More mild cases may be treated with one or more of the following options:

  • rest
  • cold compresses to reduce pain
  • steroid shots to decrease inflammation and subsequent pain
  • over-the-counter (OTC) or prescription nonsteroidal anti-inflammatory drugs (NSAIDs) to be used on a temporary basis only
  • acetaminophen (Tylenol) for mild pain
  • physical therapy to increase range of motion (scheduled up to three times per week for 2 months)
  • massage therapy to help manage pain

In more severe cases where symptoms don’t respond to therapy and medication, a doctor may recommend cervical spine (neck) surgery.

The type of surgery for neck bone spurs will vary based on the underlying cause and location — some examples include:

  • spinal fusion to seal two or more vertebrae back together
  • anterior cervical discectomy to remove spurs and discs through the front of your neck
  • anterior cervical corpectomy to remove and replace vertebrae when bone spurs can’t be eliminated via discectomy
  • posterior cervical laminectomy to remove the lamina on the back of your neck and help get rid of bone spurs that may be pressing on spinal nerves

A doctor will go over all the benefits and risks of bone spur removal surgery with you. The American Association of Neurological Surgeons says that while uncommon, surgery carries the risk of nerve and spinal cord damage as well as increased pain.

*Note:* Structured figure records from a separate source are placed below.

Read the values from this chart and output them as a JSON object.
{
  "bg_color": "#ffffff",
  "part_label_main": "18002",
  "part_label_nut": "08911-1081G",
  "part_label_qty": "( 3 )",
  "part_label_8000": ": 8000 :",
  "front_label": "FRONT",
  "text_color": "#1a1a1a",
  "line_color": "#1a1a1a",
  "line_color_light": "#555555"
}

Rest is important for neck pain. But a doctor may refer you to a physical therapist who can guide you through exercises to help:

  • decrease pain
  • improve range of motion in your neck
  • build strength and improve posture

Below are two suggested neck exercises from the North American Spine Society that you may wish to discuss with a doctor or therapist.

Neck retractions

While either in a seated or standing position, keep your head in a forward-facing position while gently pressing your fingers against your chin. You should feel a stretch along the back of your neck.

Hold this position for up to 2 seconds at a time, up to 10 times in a row. The North American Spine Society says that you may repeat these retractions up to four times per day.

Correct posture

Your physical therapist will also help you learn how to maintain a correct posture to improve your symptoms. Try this throughout the day by keeping these tips in mind:

  • Align your ears directly above your shoulders.
  • Create space in the neck without shrugging your shoulders upward.
  • Roll your shoulders back.
  • Prevent your head and chin from falling forward.

Bone spurs in the neck aren’t painful by themselves. But these bone growths can press on nerves over time, causing pain, swelling, and reduced range of motion.

Talk with a doctor if you’re experiencing chronic neck pain so that you can obtain an accurate diagnosis and treatment plan. Bone spurs and other related conditions, such as OA, may be diagnosed with a physical exam and imaging tests.

You can help manage bone spurs with a combination of prescribed medications, rest, and neck exercises. Stay on top of your treatment plan and contact a doctor or physical therapist if your pain doesn’t improve.